“Devo essere prosciolto” perché negli atti c’è un “gravissimo” errore: una telefonata con Ruby attribuita “casualmente o fraudolentemente” a me e invece fatta a Lele Mora. Il direttore del tg4, Emilio Fede, convoca la stampa per difendersi dalle accuse e illustrare gli elementi rinvenuti dai suoi legali nelle carte dell’inchiesta sul caso Ruby in cui Fede è indagato per induzione e favoreggiamento di prostituzione di ragazze maggiorenni e della minorenne Ruby quando aveva 17 anni. Nei tabulati, infatti, la telefonata partita dal telefono di Ruby alle 16 il 14 febbraio 2010 è stata attribuita a Fede e non al vero titolare del numero, cioè Mora. ”Esamineremo con grande scrupolo le deduzioni delle difese – è il commento asciutto del procuratore della repubblica di Milano, Edmondo Bruti Liberati – ma i processi si fanno nelle aule di giustizie”. Ribatte Gaetano Pecorella, uno dei legali di Fede: “I processi debbono farsi certamente nelle aule dei tribunali, ma nel rispetto della par condicio. Come si spiega che per settimane siano apparsi sui giornali atti che certamente le difese non avevano interesse a diffondere attraverso la stampa?”.

“Non ho nulla da scaricare su nessuno. Non scarico su Mora, se ha delle colpe le pagherà”, ha detto il giornalista durante la conferenza stampa nello studio l’altro legale di Fede, Nadia Alecci. “Il mio diritto è essere prosciolto, io mi difendo da me con la realtà dei fatti”. Fede ha inoltre più volte ripetuto di non aver portato la giovane marocchina Ruby ad Arcore, di non averla invitata nella residenza del premier. “Ma di quali reati penali devo rispondere?”. Il direttore del Tg4 ha spiegato di essere “amareggiato” per “i pugni in faccia presi dai miei colleghi”. “Sono più vittima di una certa stampa che non della giustizia”, ha affermato.

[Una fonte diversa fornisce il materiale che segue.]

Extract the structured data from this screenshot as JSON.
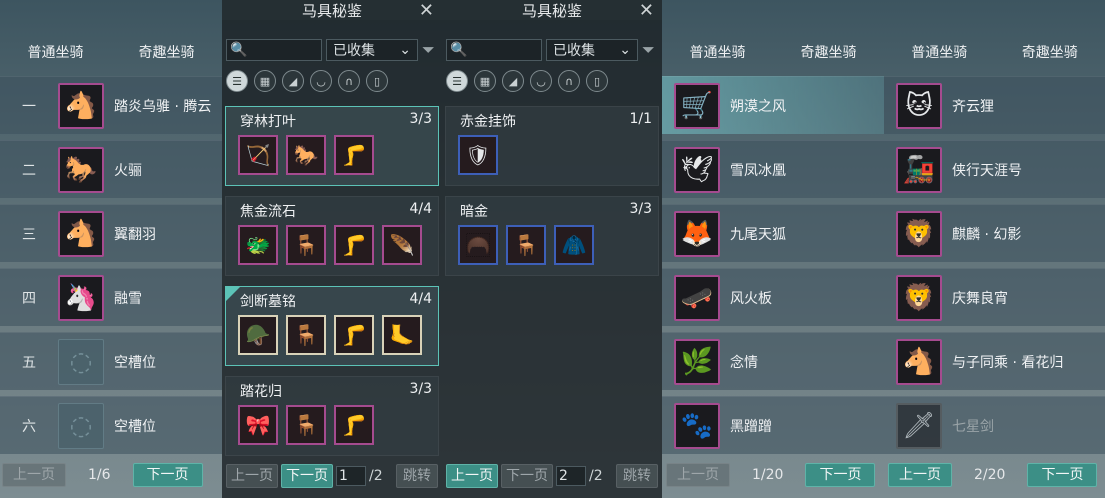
{
  "panel1": {
    "tabs": [
      "普通坐骑",
      "奇趣坐骑"
    ],
    "rows": [
      {
        "num": "一",
        "name": "踏炎乌骓 · 腾云",
        "icon": "🐴"
      },
      {
        "num": "二",
        "name": "火骊",
        "icon": "🐎"
      },
      {
        "num": "三",
        "name": "翼翻羽",
        "icon": "🐴"
      },
      {
        "num": "四",
        "name": "融雪",
        "icon": "🦄"
      },
      {
        "num": "五",
        "name": "空槽位",
        "icon": ""
      },
      {
        "num": "六",
        "name": "空槽位",
        "icon": ""
      }
    ],
    "pager": {
      "prev": "上一页",
      "page": "1/6",
      "next": "下一页"
    }
  },
  "codex_a": {
    "title": "马具秘鉴",
    "filter_value": "已收集",
    "sets": [
      {
        "name": "穿林打叶",
        "count": "3/3",
        "items": [
          "🏹",
          "🐎",
          "🦵"
        ]
      },
      {
        "name": "焦金流石",
        "count": "4/4",
        "items": [
          "🐲",
          "🪑",
          "🦵",
          "🪶"
        ]
      },
      {
        "name": "剑断墓铭",
        "count": "4/4",
        "items": [
          "🪖",
          "🪑",
          "🦵",
          "🦶"
        ]
      },
      {
        "name": "踏花归",
        "count": "3/3",
        "items": [
          "🎀",
          "🪑",
          "🦵"
        ]
      }
    ],
    "pager": {
      "prev": "上一页",
      "next": "下一页",
      "page_input": "1",
      "total": "/2",
      "jump": "跳转"
    }
  },
  "codex_b": {
    "title": "马具秘鉴",
    "filter_value": "已收集",
    "sets": [
      {
        "name": "赤金挂饰",
        "count": "1/1",
        "items": [
          "🛡"
        ]
      },
      {
        "name": "暗金",
        "count": "3/3",
        "items": [
          "🦱",
          "🪑",
          "🧥"
        ]
      }
    ],
    "pager": {
      "prev": "上一页",
      "next": "下一页",
      "page_input": "2",
      "total": "/2",
      "jump": "跳转"
    }
  },
  "panel4": {
    "tabs": [
      "普通坐骑",
      "奇趣坐骑"
    ],
    "rows": [
      {
        "name": "朔漠之风",
        "icon": "🛒"
      },
      {
        "name": "雪凤冰凰",
        "icon": "🕊"
      },
      {
        "name": "九尾天狐",
        "icon": "🦊"
      },
      {
        "name": "风火板",
        "icon": "🛹"
      },
      {
        "name": "念情",
        "icon": "🌿"
      },
      {
        "name": "黑蹭蹭",
        "icon": "🐾"
      }
    ],
    "pager": {
      "prev": "上一页",
      "page": "1/20",
      "next": "下一页"
    }
  },
  "panel5": {
    "tabs": [
      "普通坐骑",
      "奇趣坐骑"
    ],
    "rows": [
      {
        "name": "齐云狸",
        "icon": "🐱"
      },
      {
        "name": "侠行天涯号",
        "icon": "🚂"
      },
      {
        "name": "麒麟 · 幻影",
        "icon": "🦁"
      },
      {
        "name": "庆舞良宵",
        "icon": "🦁"
      },
      {
        "name": "与子同乘 · 看花归",
        "icon": "🐴"
      },
      {
        "name": "七星剑",
        "icon": "🗡"
      }
    ],
    "pager": {
      "prev": "上一页",
      "page": "2/20",
      "next": "下一页"
    }
  }
}
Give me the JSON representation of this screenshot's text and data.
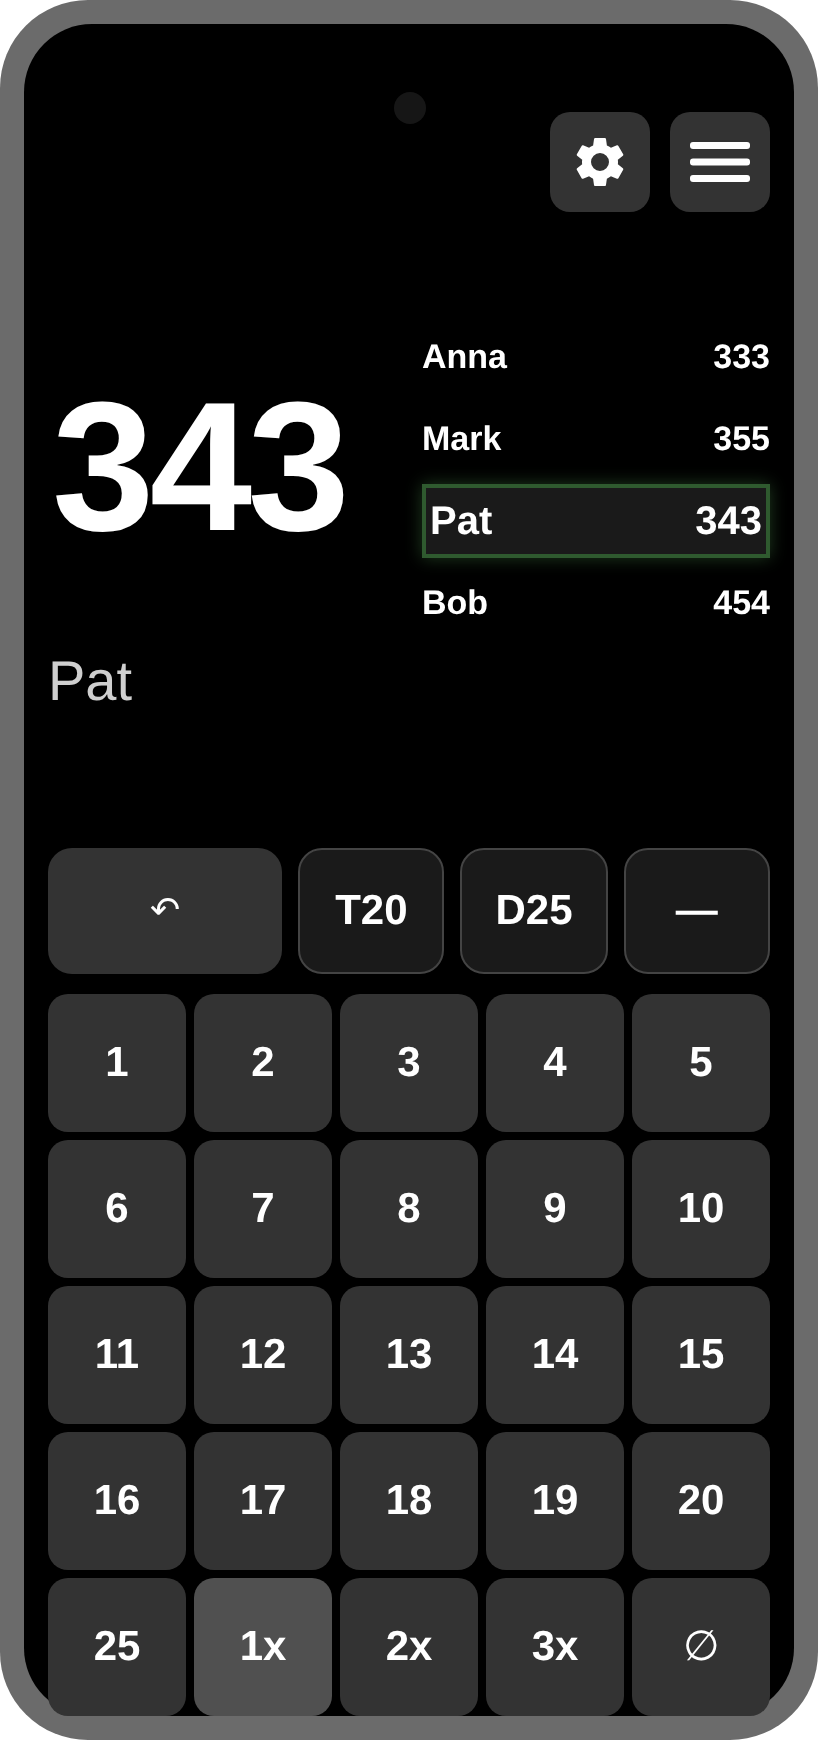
{
  "current_score": "343",
  "current_player": "Pat",
  "players": [
    {
      "name": "Anna",
      "score": "333",
      "selected": false
    },
    {
      "name": "Mark",
      "score": "355",
      "selected": false
    },
    {
      "name": "Pat",
      "score": "343",
      "selected": true
    },
    {
      "name": "Bob",
      "score": "454",
      "selected": false
    }
  ],
  "action_keys": [
    {
      "label": "↶",
      "kind": "undo"
    },
    {
      "label": "T20",
      "kind": "shortcut"
    },
    {
      "label": "D25",
      "kind": "shortcut"
    },
    {
      "label": "—",
      "kind": "shortcut"
    }
  ],
  "number_keys": [
    "1",
    "2",
    "3",
    "4",
    "5",
    "6",
    "7",
    "8",
    "9",
    "10",
    "11",
    "12",
    "13",
    "14",
    "15",
    "16",
    "17",
    "18",
    "19",
    "20",
    "25"
  ],
  "multipliers": [
    {
      "label": "1x",
      "selected": true
    },
    {
      "label": "2x",
      "selected": false
    },
    {
      "label": "3x",
      "selected": false
    }
  ],
  "miss_key": "∅"
}
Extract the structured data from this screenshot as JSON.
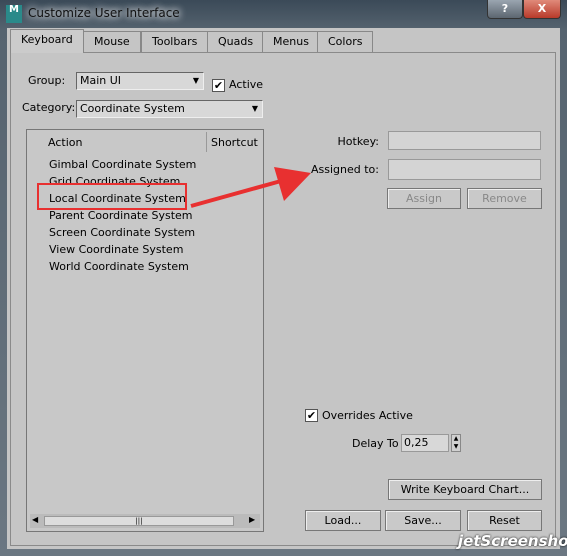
{
  "window": {
    "title": "Customize User Interface",
    "app_icon": "M",
    "help": "?",
    "close": "X"
  },
  "tabs": [
    "Keyboard",
    "Mouse",
    "Toolbars",
    "Quads",
    "Menus",
    "Colors"
  ],
  "group": {
    "label": "Group:",
    "value": "Main UI",
    "active_label": "Active",
    "active_checked": true
  },
  "category": {
    "label": "Category:",
    "value": "Coordinate System"
  },
  "list": {
    "columns": [
      "Action",
      "Shortcut"
    ],
    "items": [
      "Gimbal Coordinate System",
      "Grid Coordinate System",
      "Local Coordinate System",
      "Parent Coordinate System",
      "Screen Coordinate System",
      "View Coordinate System",
      "World Coordinate System"
    ],
    "highlighted": "Local Coordinate System"
  },
  "hotkey": {
    "label": "Hotkey:",
    "value": ""
  },
  "assigned": {
    "label": "Assigned to:",
    "value": ""
  },
  "buttons": {
    "assign": "Assign",
    "remove": "Remove",
    "write_chart": "Write Keyboard Chart...",
    "load": "Load...",
    "save": "Save...",
    "reset": "Reset"
  },
  "overrides": {
    "label": "Overrides Active",
    "checked": true
  },
  "delay": {
    "label": "Delay To",
    "value": "0,25"
  },
  "watermark": "jetScreenshot",
  "colors": {
    "annotation": "#e83030"
  }
}
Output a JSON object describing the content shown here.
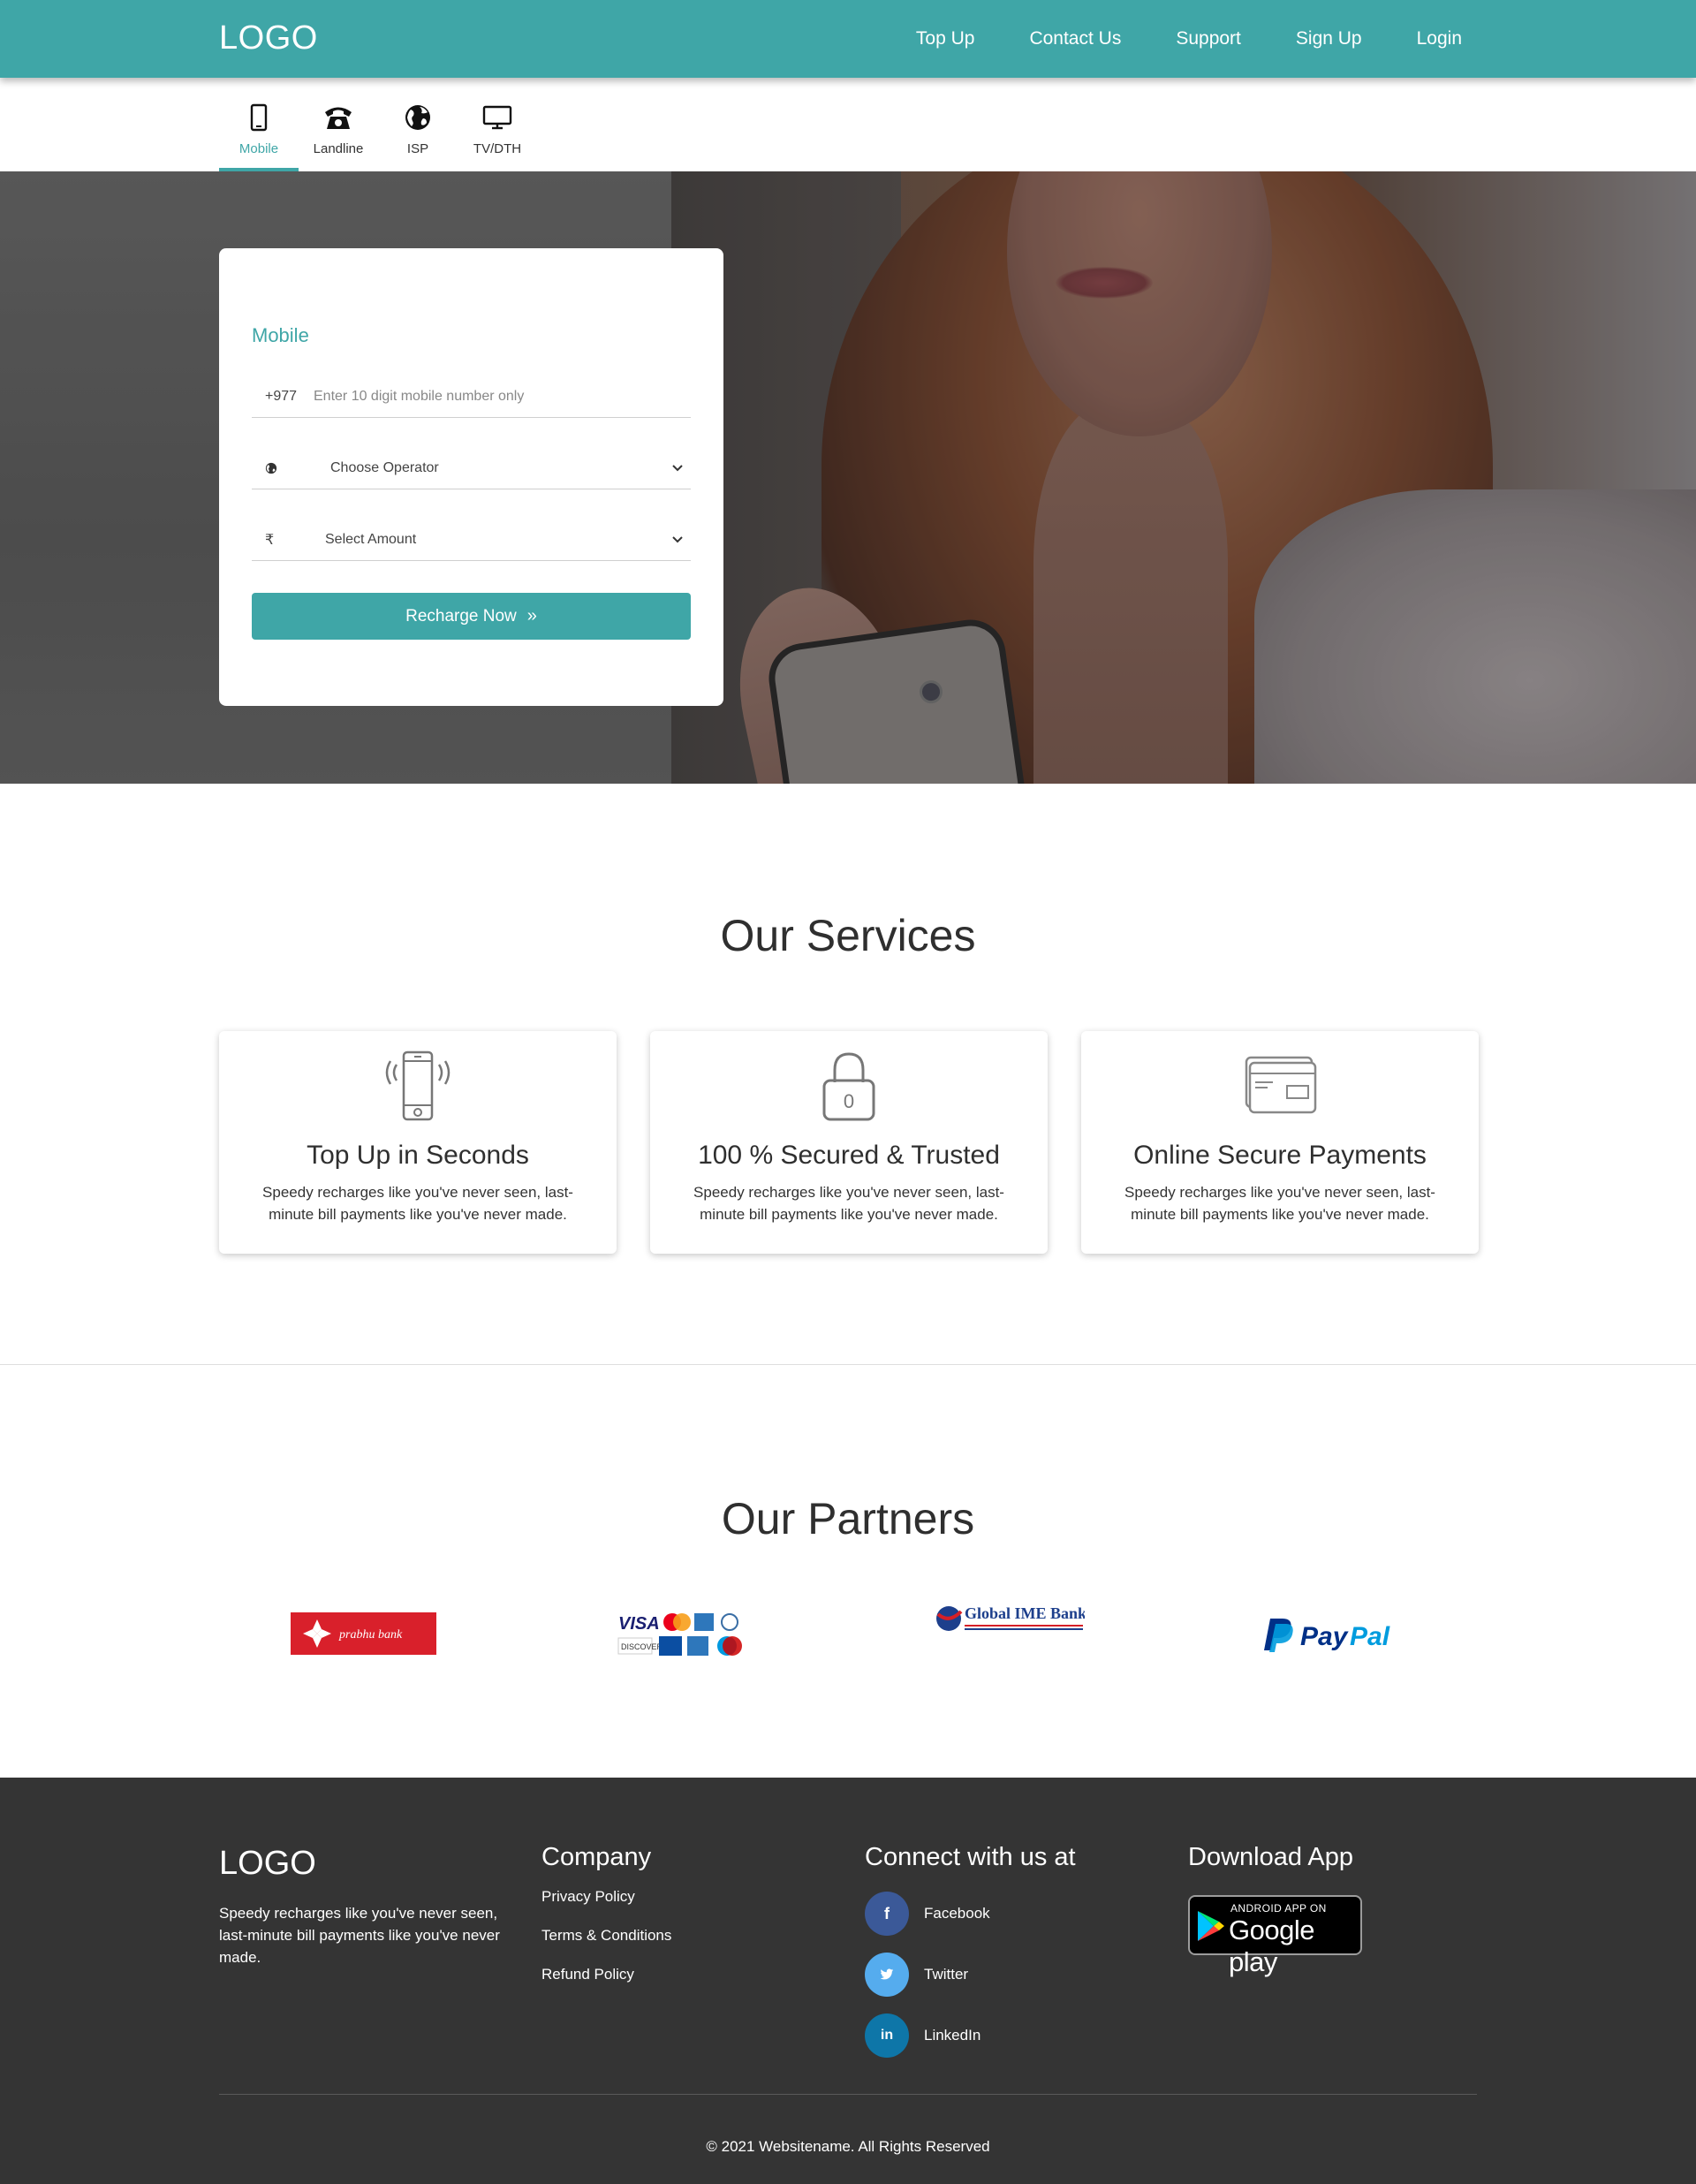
{
  "header": {
    "logo": "LOGO",
    "nav": [
      "Top Up",
      "Contact Us",
      "Support",
      "Sign Up",
      "Login"
    ]
  },
  "tabs": [
    {
      "label": "Mobile",
      "icon": "mobile-icon",
      "active": true
    },
    {
      "label": "Landline",
      "icon": "telephone-icon",
      "active": false
    },
    {
      "label": "ISP",
      "icon": "globe-icon",
      "active": false
    },
    {
      "label": "TV/DTH",
      "icon": "monitor-icon",
      "active": false
    }
  ],
  "recharge": {
    "title": "Mobile",
    "country_code": "+977",
    "phone_placeholder": "Enter 10 digit mobile number only",
    "operator_value": "Choose Operator",
    "amount_value": "Select Amount",
    "currency_symbol": "₹",
    "button_label": "Recharge Now",
    "button_icon": "»"
  },
  "services": {
    "title": "Our Services",
    "items": [
      {
        "title": "Top Up in Seconds",
        "desc": "Speedy recharges like you've never seen, last-minute bill payments like you've never made.",
        "icon": "phone-vibrate-icon"
      },
      {
        "title": "100 % Secured & Trusted",
        "desc": "Speedy recharges like you've never seen, last-minute bill payments like you've never made.",
        "icon": "padlock-icon"
      },
      {
        "title": "Online Secure Payments",
        "desc": "Speedy recharges like you've never seen, last-minute bill payments like you've never made.",
        "icon": "credit-card-icon"
      }
    ]
  },
  "partners": {
    "title": "Our Partners",
    "logos": [
      {
        "name": "prabhu bank",
        "icon": "prabhu-bank-logo"
      },
      {
        "name": "card networks",
        "icon": "card-networks-logo"
      },
      {
        "name": "Global IME Bank",
        "icon": "global-ime-bank-logo"
      },
      {
        "name": "PayPal",
        "icon": "paypal-logo"
      }
    ]
  },
  "footer": {
    "logo": "LOGO",
    "desc": "Speedy recharges like you've never seen, last-minute bill payments like you've never made.",
    "company_title": "Company",
    "company_links": [
      "Privacy Policy",
      "Terms & Conditions",
      "Refund Policy"
    ],
    "connect_title": "Connect with us at",
    "social": [
      {
        "label": "Facebook",
        "glyph": "f",
        "color": "#3b5998"
      },
      {
        "label": "Twitter",
        "glyph": "t",
        "color": "#55acee"
      },
      {
        "label": "LinkedIn",
        "glyph": "in",
        "color": "#0e76a8"
      }
    ],
    "download_title": "Download App",
    "gplay_top": "ANDROID APP ON",
    "gplay_main": "Google play",
    "copyright": "© 2021 Websitename. All Rights Reserved"
  },
  "colors": {
    "accent": "#3fa6a7",
    "footer": "#343434"
  }
}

Secondo i legali, Alecci e Pecorella, l’errore trovato nei tabulati sarebbe fondamentale e giustifica la richiesta di archiviazione della posizione di Fede. “’C’è stata una grave carenza da parte della Procura di Milano perché questa telefonata, per l’accusa, è stata l’origine di tutto e non si è preoccupata di fare le verifiche”, hanno detto. “C’è stata una alterazione non so se casuale o voluta”, ha detto Pecorella. I due legali hanno inoltre ricordato che come risulta dai tabulati il primo contatto tra Fede e Ruby è avvenuto il 26 aprile successivo: “La telefonata è durata 9 secondi il che vuol dire che non c’è stata risposta”, così come non ci sarebbe stata risposta alle altre 11 telefonate che risultano agli atti dell’indagine. “I pm – ha sottolineato l’avvocato Alecci – hanno depositato 25/30 mila pagine e hanno voluto fare un’indagine, la più ampia possibile, ma nessuno ha mai voluto indagare come e perché e con chi Ruby si è soffermata a Milano. Questa la dice lunga sull’inchiesta”.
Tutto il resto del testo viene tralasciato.